鍵を開け家のドアの内側に入ったというのに玄関は肌寒かった。「ただいま」小さな声で誰に言うともなく呟く。人感センサーが反応して照明が点灯するとアンティーク調の大きな姿見に疲れた顔をした自分が映っていた。ため息をついたら負けな気がして、じっと鏡の中の自分を見つめ返す。しばらくすると自動で照明が落ち、それに促されるようにしてリビングに向かった。電気を付け、アルコール消毒をし、キーフックに鍵をかける。これ、という理由がある訳じゃない。どうして自分が今夜こんな気持ちでいるのか、その原因が分からないから困っているのだ。シンプルに最近1人で過ごす時間が足りてないのかもなーと思い、とりあえずお風呂を入れることにした。こういう時は考えることからできるだけ距離を置くこと。

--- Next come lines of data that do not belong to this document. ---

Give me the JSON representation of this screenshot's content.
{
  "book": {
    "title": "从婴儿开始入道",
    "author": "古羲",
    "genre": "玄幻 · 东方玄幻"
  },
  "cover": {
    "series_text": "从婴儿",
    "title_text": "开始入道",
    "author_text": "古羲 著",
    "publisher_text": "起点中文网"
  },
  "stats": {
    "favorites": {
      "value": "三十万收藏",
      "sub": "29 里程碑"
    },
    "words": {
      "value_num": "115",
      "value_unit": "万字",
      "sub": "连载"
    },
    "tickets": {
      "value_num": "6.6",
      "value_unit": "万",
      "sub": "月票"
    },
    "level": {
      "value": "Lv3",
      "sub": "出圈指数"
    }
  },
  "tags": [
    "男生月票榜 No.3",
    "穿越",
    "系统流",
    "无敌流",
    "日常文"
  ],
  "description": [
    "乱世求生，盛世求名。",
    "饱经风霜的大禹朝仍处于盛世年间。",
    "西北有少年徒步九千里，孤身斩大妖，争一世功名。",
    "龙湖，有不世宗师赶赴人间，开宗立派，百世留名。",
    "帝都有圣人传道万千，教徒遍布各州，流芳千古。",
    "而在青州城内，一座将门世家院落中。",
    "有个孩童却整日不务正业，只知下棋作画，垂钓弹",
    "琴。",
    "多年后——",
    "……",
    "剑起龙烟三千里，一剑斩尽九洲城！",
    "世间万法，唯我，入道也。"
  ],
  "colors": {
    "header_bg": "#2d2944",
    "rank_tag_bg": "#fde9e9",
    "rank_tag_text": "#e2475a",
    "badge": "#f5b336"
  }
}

浴室に行き、靴下を脱いだら素足がひんやり冷たい。しまったー、床暖のスイッチを押してくれば良かったーと思ったけど今更だな、とバスタブに噴射した掃除用洗剤。黄色いスポンジでゴシゴシ擦りながら手を動かすことに集中する。洗剤が残らないようシルバーのシャワーホースを水の流れに合わせて上から下に何度もスライドさせているうちに自分の一生懸命さが面白くなってきて、声を出さずに顔だけで笑った。すごく悲しいことがあって、もう生きていたくもないって、突っ伏して泣いて泣いて泣いた後に、お腹がグーっと鳴った時みたいな、あの気持ち。

毎日毎日、とびきり素敵なことは起こらない。ドラマチックな展開もたまにだから良いって分かってはいる。言い過ぎたかもって落ち込んだり、それとは反対にちゃんと伝えれば良かったって後悔したり、生きてると色んなことがある。でもそういうやり切れなさを、あぁ帰ったら洗濯物取り込まなきゃ、とか、家族のご飯作んなきゃ、とか日常の動作、生活を続けていくうちに忘れていけることが、営みの良さなんじゃないかな、と私は思う。ひょっとしたらそれを誤魔化しだと嘆く人もいるかもしれない。でも、良いと思うんだよ。全部を真っ正面から受け止めなくても。理想と現実が違うことにしんみりしちゃってお酒を飲むこともあるでしょう。違う人生を想像してみたりしてさ。でも、その後にちゃんと今目の前にあるものをクスッと笑って大事にできる人に私はなりたい。チェーンのゴム栓を排水口にはめ、ハンドルを思い切り捻ると蛇口から勢いよくお湯が出てきた。ドボドボとバスタブに湯が張られていくその様は、豪快で愉快で軽快で。泣いてるようにも、笑っているようにも聞こえた。